The arimanni (singular arimannus) were a warrior class of freemen in Lombard and later Frankish Italy. In contemporary documents arimanni are sometimes denominated as liberi homines (free men) or exercitales (soldiers).
The ranks of the arimanni were originally filled by experienced warriors, the descendants of the Lombard freemen who invaded Italy in 569. The position of the arimanni declined after the Frankish conquest of 774. By the mid-ninth century, many Franks were also arimanni, no longer just Lombards. By the tenth century, the arimanni had declined to a position barely above that of serfs.

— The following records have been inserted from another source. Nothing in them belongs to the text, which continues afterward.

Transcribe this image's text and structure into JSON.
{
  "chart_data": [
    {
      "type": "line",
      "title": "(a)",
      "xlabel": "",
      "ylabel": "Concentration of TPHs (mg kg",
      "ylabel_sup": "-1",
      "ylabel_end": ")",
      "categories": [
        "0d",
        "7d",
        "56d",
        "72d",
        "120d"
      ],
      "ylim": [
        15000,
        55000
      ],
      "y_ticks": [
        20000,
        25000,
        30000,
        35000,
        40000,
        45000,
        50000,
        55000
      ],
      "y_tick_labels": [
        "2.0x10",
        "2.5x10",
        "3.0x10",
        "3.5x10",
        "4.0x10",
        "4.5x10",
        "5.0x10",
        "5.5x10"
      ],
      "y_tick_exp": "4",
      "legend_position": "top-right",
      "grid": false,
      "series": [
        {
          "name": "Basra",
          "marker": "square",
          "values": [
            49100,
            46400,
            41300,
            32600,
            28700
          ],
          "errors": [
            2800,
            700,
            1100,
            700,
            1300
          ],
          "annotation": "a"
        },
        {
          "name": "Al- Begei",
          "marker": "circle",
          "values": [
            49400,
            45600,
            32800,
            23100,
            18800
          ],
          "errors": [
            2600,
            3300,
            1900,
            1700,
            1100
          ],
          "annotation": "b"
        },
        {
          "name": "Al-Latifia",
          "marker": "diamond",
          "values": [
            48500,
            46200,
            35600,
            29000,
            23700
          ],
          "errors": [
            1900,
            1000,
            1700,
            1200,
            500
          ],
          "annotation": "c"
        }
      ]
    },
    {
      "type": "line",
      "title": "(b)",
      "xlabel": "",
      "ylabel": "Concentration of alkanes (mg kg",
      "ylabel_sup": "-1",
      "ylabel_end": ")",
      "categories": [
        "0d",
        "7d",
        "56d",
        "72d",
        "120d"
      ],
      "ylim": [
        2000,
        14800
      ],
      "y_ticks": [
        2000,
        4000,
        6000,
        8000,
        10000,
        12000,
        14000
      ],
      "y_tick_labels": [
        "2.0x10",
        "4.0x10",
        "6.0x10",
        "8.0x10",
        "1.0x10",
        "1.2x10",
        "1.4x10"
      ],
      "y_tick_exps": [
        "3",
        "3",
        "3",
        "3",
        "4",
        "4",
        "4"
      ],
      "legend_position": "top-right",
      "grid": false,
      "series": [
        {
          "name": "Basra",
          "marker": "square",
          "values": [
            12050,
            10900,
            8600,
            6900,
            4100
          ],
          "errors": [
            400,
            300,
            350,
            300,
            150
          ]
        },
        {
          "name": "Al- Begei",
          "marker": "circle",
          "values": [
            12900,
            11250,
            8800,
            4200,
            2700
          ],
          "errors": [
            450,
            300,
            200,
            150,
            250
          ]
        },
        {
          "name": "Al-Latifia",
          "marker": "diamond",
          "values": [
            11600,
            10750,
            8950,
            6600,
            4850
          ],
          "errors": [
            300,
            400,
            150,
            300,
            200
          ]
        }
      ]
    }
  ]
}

The arimanni were typically small or medium landowners with a few tenants, or none, beneath them. They formed the basis of the Italian state as they owed it service, specifically oste et ponte et placito: army, bridge, and court services. This service was not mediated by feudal obligations. The arimanni held public offices at the local level. The Carolingians took a special interest in the obligations and rights of the arimanni as they were foundational to royal control. Lothair I tried to curb the tide of feudalisation by reasserting the public obligations of the arimanni even if landless, making these obligations due to the local count. In a conscious continuation of Carolingain policy, both Guy and Lambert in the 890s created legislation asserting the obligations, especially military, of the arimanni and outlawing the prevalent practice of granting public obligations to vassals as benefices. The concept of arimanni survived into the eleventh century, when certain Tuscan citizens pleaded that status against the claims of the House of Canossa.